通过比较多个列表在Python中移除/列出重复项
我知道关于如何在列表中去除重复项的问题已经被问过了。不过我现在遇到一个问题,就是想要同时比较多个列表。
lst = [item1, item2, item3, item4, item5]
a = [1,2,1,5,1]
b = [2,0,2,5,2]
c = [0,1,0,1,5]
假设这些是我想要比较的列表,我希望像使用zip函数那样来比较它们。我想检查在列表a中,索引0、2和4是否是重复的,同时看看其他列表中的这些索引是否也重复。例如,在列表b中,索引0、2和4也是重复的,但在列表c中,只有索引0和2是重复的。
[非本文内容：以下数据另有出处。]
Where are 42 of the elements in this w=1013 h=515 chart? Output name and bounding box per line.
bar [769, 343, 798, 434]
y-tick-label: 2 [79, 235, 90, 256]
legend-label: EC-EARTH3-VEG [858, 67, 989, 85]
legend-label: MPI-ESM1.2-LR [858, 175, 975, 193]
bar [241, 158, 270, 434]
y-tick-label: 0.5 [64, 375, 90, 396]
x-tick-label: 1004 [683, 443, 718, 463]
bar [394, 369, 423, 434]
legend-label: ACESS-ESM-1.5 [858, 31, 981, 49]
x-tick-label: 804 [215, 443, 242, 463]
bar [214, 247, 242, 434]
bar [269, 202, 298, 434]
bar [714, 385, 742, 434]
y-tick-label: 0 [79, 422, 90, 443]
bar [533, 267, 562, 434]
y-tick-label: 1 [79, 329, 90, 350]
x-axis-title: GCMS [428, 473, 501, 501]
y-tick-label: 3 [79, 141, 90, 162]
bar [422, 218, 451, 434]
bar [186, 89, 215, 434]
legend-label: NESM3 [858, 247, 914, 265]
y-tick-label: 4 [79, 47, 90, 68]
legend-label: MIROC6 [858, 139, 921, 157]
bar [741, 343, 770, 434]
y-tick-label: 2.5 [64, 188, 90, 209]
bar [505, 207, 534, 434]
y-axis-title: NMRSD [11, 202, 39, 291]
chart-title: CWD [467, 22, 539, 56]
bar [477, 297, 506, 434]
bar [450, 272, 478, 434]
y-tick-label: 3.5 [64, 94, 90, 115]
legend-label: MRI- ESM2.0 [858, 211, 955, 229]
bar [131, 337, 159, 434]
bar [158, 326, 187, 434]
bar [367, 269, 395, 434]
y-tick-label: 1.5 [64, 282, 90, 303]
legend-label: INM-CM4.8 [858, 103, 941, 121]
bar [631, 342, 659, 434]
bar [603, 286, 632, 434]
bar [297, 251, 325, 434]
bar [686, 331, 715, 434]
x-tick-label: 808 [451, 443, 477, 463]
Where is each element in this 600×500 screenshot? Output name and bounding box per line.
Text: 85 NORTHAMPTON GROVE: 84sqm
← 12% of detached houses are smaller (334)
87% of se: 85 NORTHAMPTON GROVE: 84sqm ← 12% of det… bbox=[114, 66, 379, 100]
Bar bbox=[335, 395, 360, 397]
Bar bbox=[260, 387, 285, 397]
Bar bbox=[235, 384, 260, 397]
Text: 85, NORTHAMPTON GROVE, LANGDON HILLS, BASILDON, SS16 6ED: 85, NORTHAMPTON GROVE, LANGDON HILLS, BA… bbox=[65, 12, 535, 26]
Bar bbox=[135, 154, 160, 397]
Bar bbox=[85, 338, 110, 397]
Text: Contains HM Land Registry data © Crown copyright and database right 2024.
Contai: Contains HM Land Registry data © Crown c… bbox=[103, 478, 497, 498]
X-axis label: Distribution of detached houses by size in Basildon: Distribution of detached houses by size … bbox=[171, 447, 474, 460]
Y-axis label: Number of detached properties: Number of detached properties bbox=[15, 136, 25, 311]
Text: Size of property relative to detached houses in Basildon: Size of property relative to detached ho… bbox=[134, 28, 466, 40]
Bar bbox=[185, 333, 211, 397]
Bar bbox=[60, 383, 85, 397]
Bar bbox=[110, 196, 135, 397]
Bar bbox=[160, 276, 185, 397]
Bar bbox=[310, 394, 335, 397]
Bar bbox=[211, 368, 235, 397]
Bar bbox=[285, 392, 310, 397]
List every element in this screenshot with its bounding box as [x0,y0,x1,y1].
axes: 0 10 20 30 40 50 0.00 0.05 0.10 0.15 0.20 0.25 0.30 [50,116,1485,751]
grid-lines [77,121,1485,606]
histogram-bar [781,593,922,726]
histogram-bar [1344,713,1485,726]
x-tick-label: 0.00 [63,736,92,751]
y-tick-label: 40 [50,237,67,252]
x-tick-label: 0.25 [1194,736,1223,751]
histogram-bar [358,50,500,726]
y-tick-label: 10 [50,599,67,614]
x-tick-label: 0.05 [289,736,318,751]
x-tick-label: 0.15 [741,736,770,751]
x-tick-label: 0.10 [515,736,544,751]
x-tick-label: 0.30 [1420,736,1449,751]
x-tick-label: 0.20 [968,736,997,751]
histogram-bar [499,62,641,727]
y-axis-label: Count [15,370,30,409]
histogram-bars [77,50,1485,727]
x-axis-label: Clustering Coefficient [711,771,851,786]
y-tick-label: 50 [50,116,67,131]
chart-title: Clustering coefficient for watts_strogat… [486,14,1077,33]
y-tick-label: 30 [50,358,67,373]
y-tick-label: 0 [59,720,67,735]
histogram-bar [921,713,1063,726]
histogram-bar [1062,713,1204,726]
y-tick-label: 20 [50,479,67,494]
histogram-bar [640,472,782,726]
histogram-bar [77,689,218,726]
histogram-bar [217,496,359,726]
因此,我只想从列表a中列出索引0和2,最终得到一个结果列表[item1, item3]。
我该如何修改这个函数来实现这个目标呢?
def list_duplicates(seq):
seen = set()
seen_add = seen.add
# adds all elements it doesn't know yet to seen and all other to seen_twice
seen_twice = set( x for x in seq if x in seen or seen_add(x) )
# turn the set into a list (as requested)
return list( seen_twice )
a = [1,2,3,2,1,5,6,5,5,5]
list_duplicates(a) # yields [1, 2, 5]
2 个回答
0
你想找出多个列表中哪些位置有重复的值,而不是直接找出这些重复的值。这意味着除了记录在某个seq中重复的项目外,我们还需要记录这些重复项目出现的位置。这其实很简单,只需要在现有的方法上稍微加点东西:
from collections import defaultdict
def list_duplicates(seq):
seen = set()
seen_twice = set()
seen_indices = defaultdict(list) # To keep track of seen indices
for index, x in enumerate(seq): # Can't use a comprehension now, too much logic in there.
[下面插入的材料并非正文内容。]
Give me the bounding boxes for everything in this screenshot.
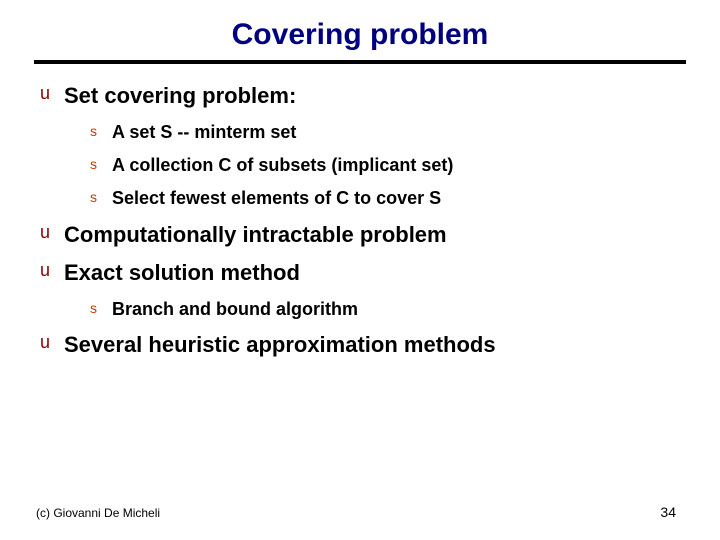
bullet-level2-icon: s (90, 154, 112, 175)
page-number: 34 (660, 504, 676, 520)
list-item: u Several heuristic approximation method… (40, 331, 686, 360)
list-item: s A set S -- minterm set (90, 121, 686, 144)
list-item-text: Branch and bound algorithm (112, 298, 358, 321)
list-item-text: A set S -- minterm set (112, 121, 296, 144)
list-item-text: Select fewest elements of C to cover S (112, 187, 441, 210)
list-item: s Select fewest elements of C to cover S (90, 187, 686, 210)
footer-copyright: (c) Giovanni De Micheli (36, 506, 160, 520)
list-item: s A collection C of subsets (implicant s… (90, 154, 686, 177)
bullet-level1-icon: u (40, 82, 64, 105)
bullet-level2-icon: s (90, 298, 112, 319)
list-item: u Computationally intractable problem (40, 221, 686, 250)
bullet-level1-icon: u (40, 259, 64, 282)
list-item: s Branch and bound algorithm (90, 298, 686, 321)
list-item-text: Exact solution method (64, 259, 300, 288)
slide-body: u Set covering problem: s A set S -- min… (34, 82, 686, 360)
list-item-text: Computationally intractable problem (64, 221, 447, 250)
bullet-level1-icon: u (40, 331, 64, 354)
list-item-text: Set covering problem: (64, 82, 296, 111)
bullet-level2-icon: s (90, 121, 112, 142)
bullet-level1-icon: u (40, 221, 64, 244)
list-item: u Set covering problem: (40, 82, 686, 111)
list-item-text: A collection C of subsets (implicant set… (112, 154, 453, 177)
title-divider (34, 60, 686, 64)
slide: Covering problem u Set covering problem:… (0, 0, 720, 540)
bullet-level2-icon: s (90, 187, 112, 208)
list-item: u Exact solution method (40, 259, 686, 288)
list-item-text: Several heuristic approximation methods (64, 331, 496, 360)
slide-title: Covering problem (34, 18, 686, 52)
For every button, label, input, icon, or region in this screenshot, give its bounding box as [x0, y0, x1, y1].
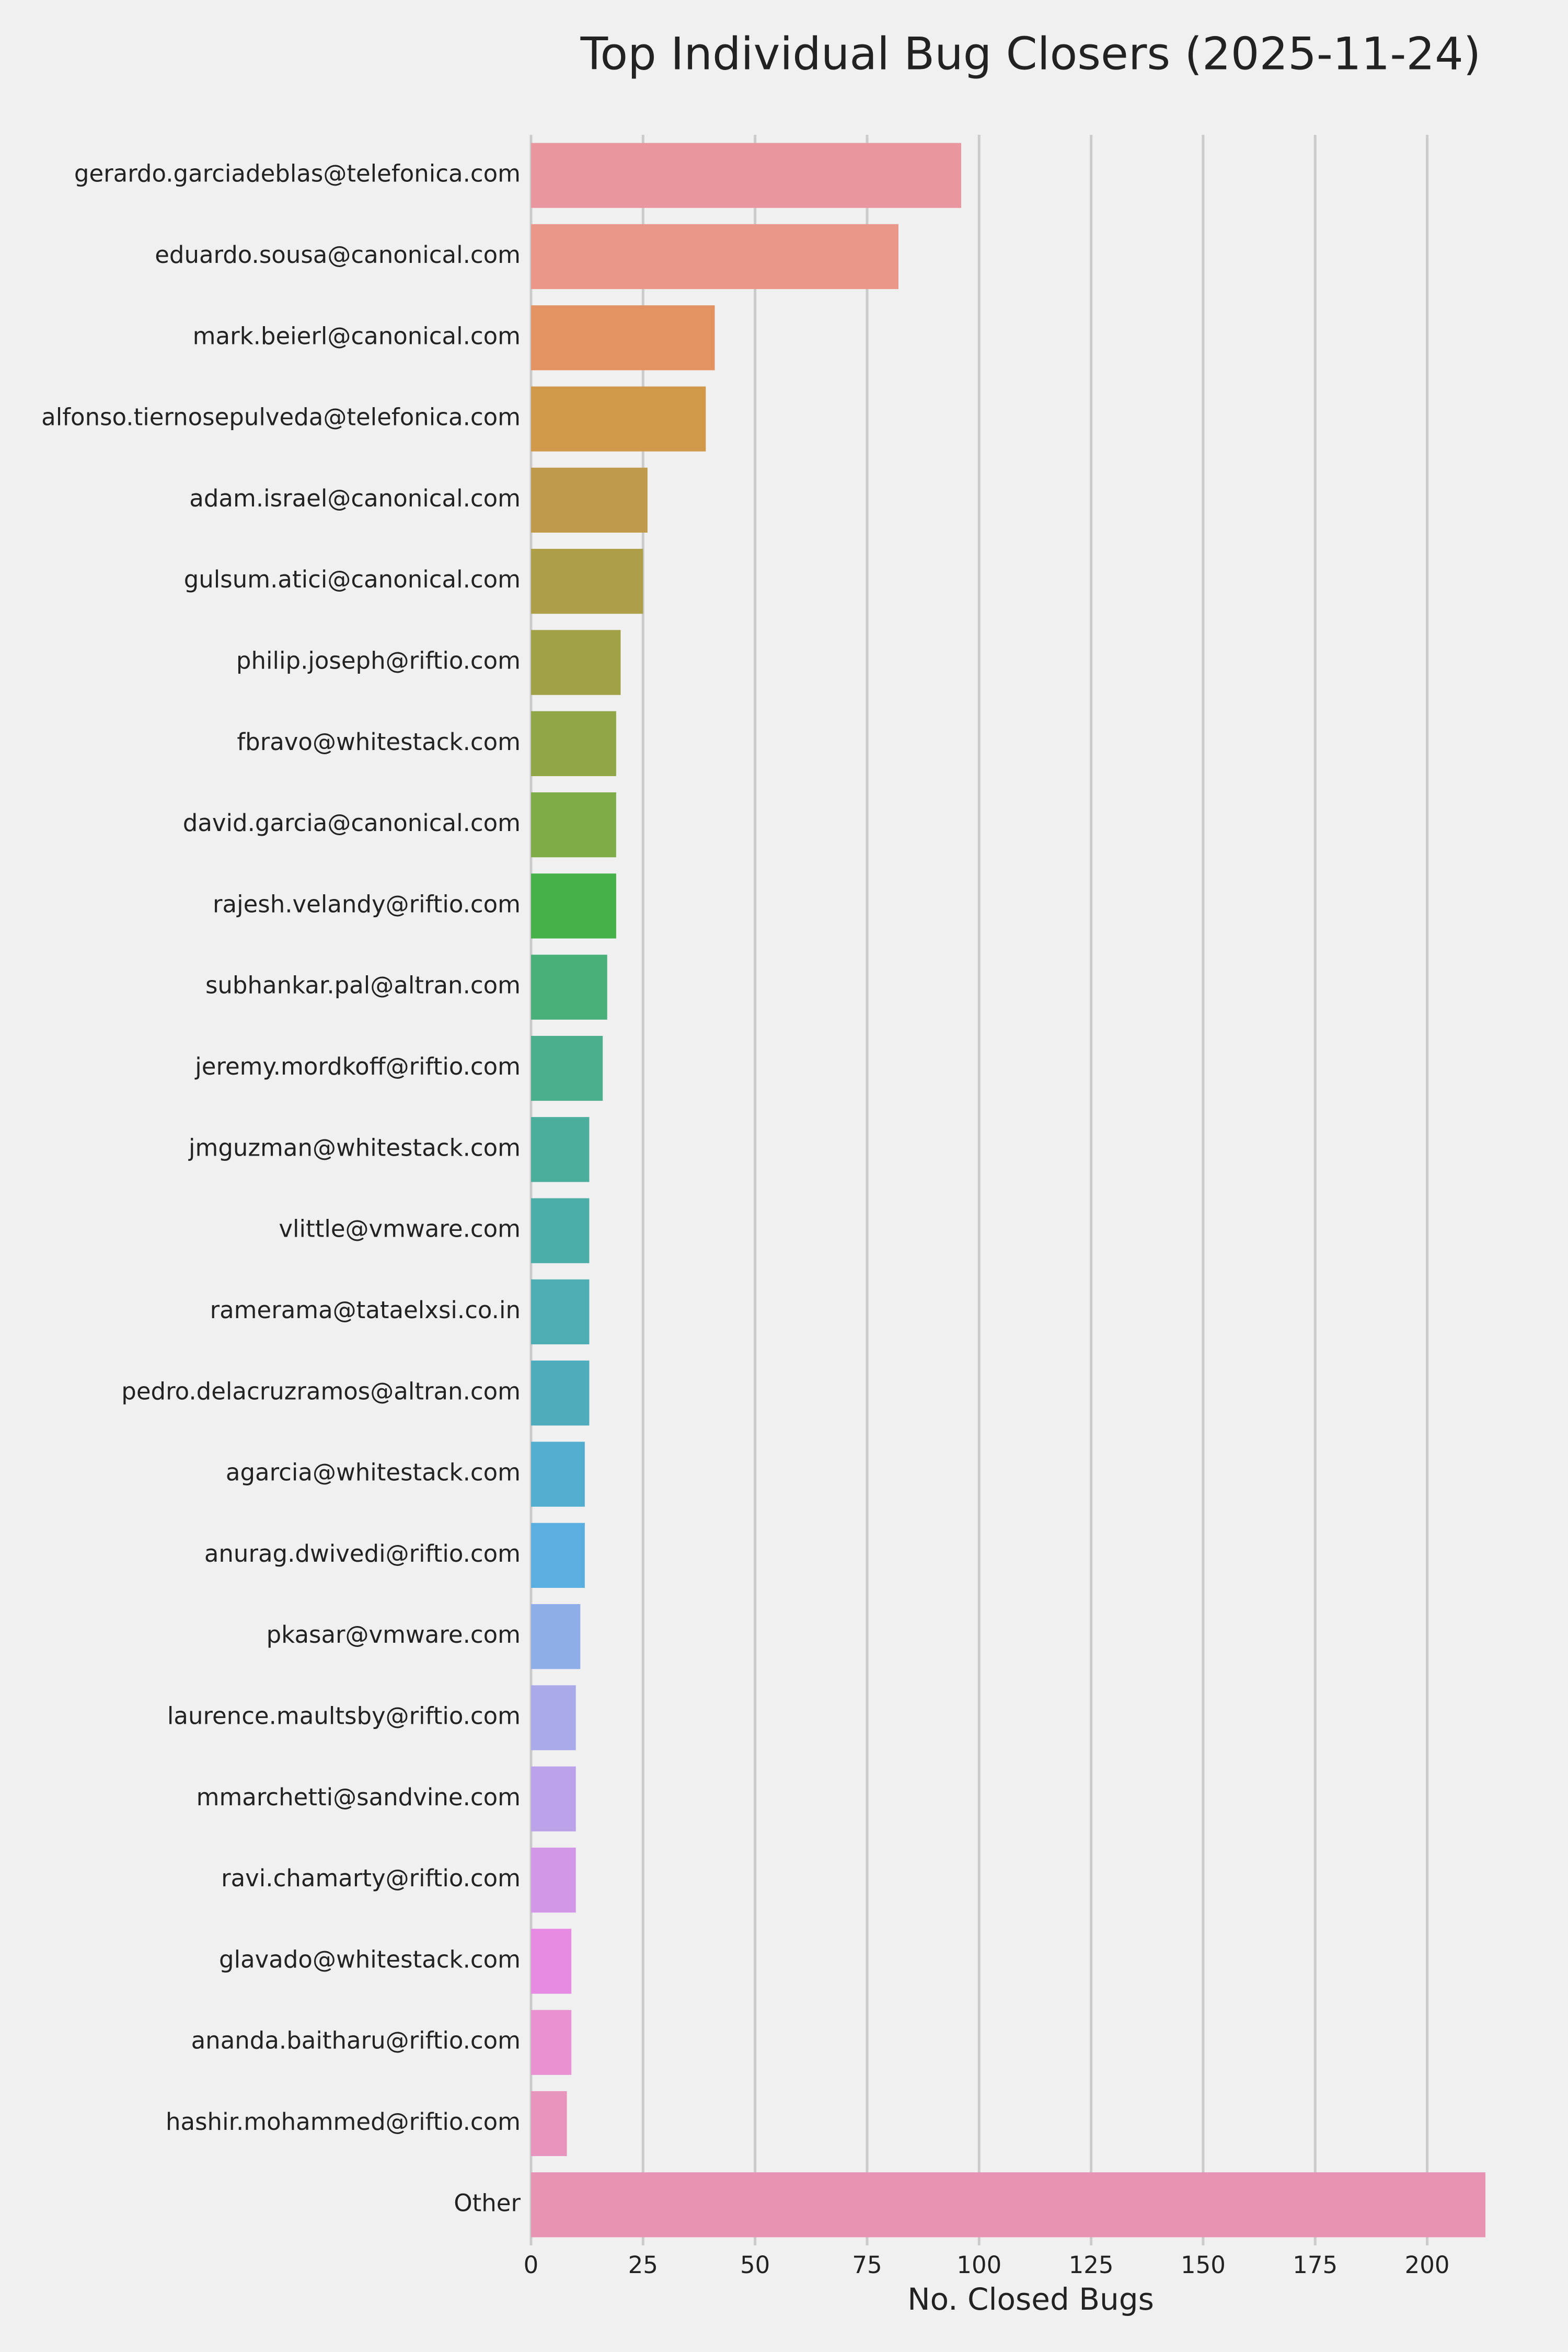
bar — [531, 873, 616, 939]
bar — [531, 792, 616, 858]
bar — [531, 143, 961, 208]
x-axis-label: No. Closed Bugs — [907, 2281, 1154, 2317]
chart-title: Top Individual Bug Closers (2025-11-24) — [580, 28, 1481, 80]
y-tick-label: jmguzman@whitestack.com — [188, 1134, 521, 1161]
x-tick-label: 200 — [1405, 2251, 1450, 2279]
bar — [531, 2091, 567, 2157]
x-tick-label: 0 — [524, 2251, 539, 2279]
x-tick-label: 100 — [956, 2251, 1001, 2279]
x-tick-label: 125 — [1069, 2251, 1114, 2279]
y-tick-label: fbravo@whitestack.com — [237, 728, 521, 756]
bar — [531, 224, 898, 290]
x-tick-label: 175 — [1293, 2251, 1338, 2279]
bar — [531, 1198, 590, 1263]
bar — [531, 467, 648, 533]
bar — [531, 2010, 572, 2075]
y-tick-label: david.garcia@canonical.com — [183, 809, 521, 837]
y-tick-label: pkasar@vmware.com — [267, 1621, 521, 1648]
bar — [531, 1361, 590, 1426]
y-tick-label: philip.joseph@riftio.com — [236, 647, 521, 675]
y-tick-label: jeremy.mordkoff@riftio.com — [194, 1053, 521, 1080]
y-tick-label: adam.israel@canonical.com — [189, 485, 521, 512]
bar — [531, 1847, 576, 1913]
y-tick-label: glavado@whitestack.com — [219, 1945, 521, 1973]
bar — [531, 1279, 590, 1345]
y-tick-label: vlittle@vmware.com — [279, 1215, 521, 1243]
y-tick-label: anurag.dwivedi@riftio.com — [204, 1540, 521, 1567]
bar — [531, 711, 616, 776]
y-tick-label: alfonso.tiernosepulveda@telefonica.com — [41, 403, 521, 431]
x-tick-label: 25 — [628, 2251, 658, 2279]
bar — [531, 1442, 585, 1507]
bar — [531, 305, 715, 371]
y-tick-label: ananda.baitharu@riftio.com — [191, 2027, 521, 2055]
y-tick-label: gulsum.atici@canonical.com — [184, 566, 521, 593]
bar — [531, 1604, 581, 1669]
bar — [531, 1929, 572, 1994]
y-tick-label: hashir.mohammed@riftio.com — [166, 2108, 521, 2136]
bar — [531, 1117, 590, 1182]
y-tick-label: gerardo.garciadeblas@telefonica.com — [74, 160, 521, 188]
bar — [531, 386, 706, 452]
bar — [531, 1685, 576, 1750]
y-tick-label: mark.beierl@canonical.com — [193, 322, 521, 350]
bar — [531, 549, 643, 614]
bar — [531, 630, 621, 695]
bar — [531, 1035, 603, 1101]
y-tick-label: subhankar.pal@altran.com — [205, 972, 521, 999]
x-tick-label: 150 — [1181, 2251, 1226, 2279]
bar — [531, 1766, 576, 1831]
y-tick-label: pedro.delacruzramos@altran.com — [121, 1377, 521, 1405]
y-tick-label: ramerama@tataelxsi.co.in — [210, 1296, 521, 1324]
y-tick-label: agarcia@whitestack.com — [226, 1459, 521, 1486]
y-tick-label: rajesh.velandy@riftio.com — [213, 890, 521, 918]
y-tick-label: ravi.chamarty@riftio.com — [221, 1864, 521, 1892]
bar — [531, 954, 607, 1020]
bar — [531, 2172, 1485, 2238]
y-tick-label: Other — [454, 2189, 521, 2217]
x-tick-label: 50 — [740, 2251, 770, 2279]
y-tick-label: mmarchetti@sandvine.com — [197, 1783, 521, 1811]
y-tick-label: eduardo.sousa@canonical.com — [155, 241, 521, 269]
bar — [531, 1523, 585, 1588]
y-tick-label: laurence.maultsby@riftio.com — [167, 1702, 521, 1730]
x-tick-label: 75 — [852, 2251, 882, 2279]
seen_indices[x].append(index)
if x in seen:
seen_twice.add(val)
else:
seen.add(val)
print seen_indices
return list( seen_twice )
if __name__ == "__main__":
a = [1,2,3,2,1,5,6,5,5,5]
duped_items = list_duplicates(a)
print duped_items
这样输出的结果是:
defaultdict(<type 'list'>, {1: [0, 4], 2: [1, 3], 3: [2], 5: [5, 7, 8, 9], 6: [6]})
[1, 2, 5]
所以现在我们不仅记录了重复值本身,还记录了这些重复值的所有位置。
接下来的步骤是要在多个列表中应用这个方法。我们可以利用一个事实:当我们遍历一个列表时,会排除掉一些我们知道不是重复值的位置,然后在后面的列表中只遍历那些已知的重复位置。这需要稍微调整一下逻辑,让我们遍历“可能重复的位置”,而不是整个列表:
def list_duplicates2(*seqs):
val_range = range(0, len(seqs[0])) # At first, all indices could be duplicates.
for seq in seqs:
# Set up is the same as before.
seen_items = set()
seen_twice = set()
seen_indices = defaultdict(list)
for index in val_range: # Iterate over the possibly duplicated indices, not the whole sequence
val = seq[index]
seen_indices[val].append(index)
if val in seen_items:
seen_twice.add(val)
else:
seen_items.add(val)
# Now that we've gone over the current valid_range, we can create a
# new valid_range for the next iteration by only including the indices
# in seq which contained values that we found at least twice in the
# current valid_range.
val_range = [duped_index for seen_val in seen_twice for duped_index in seen_indices[seen_val]]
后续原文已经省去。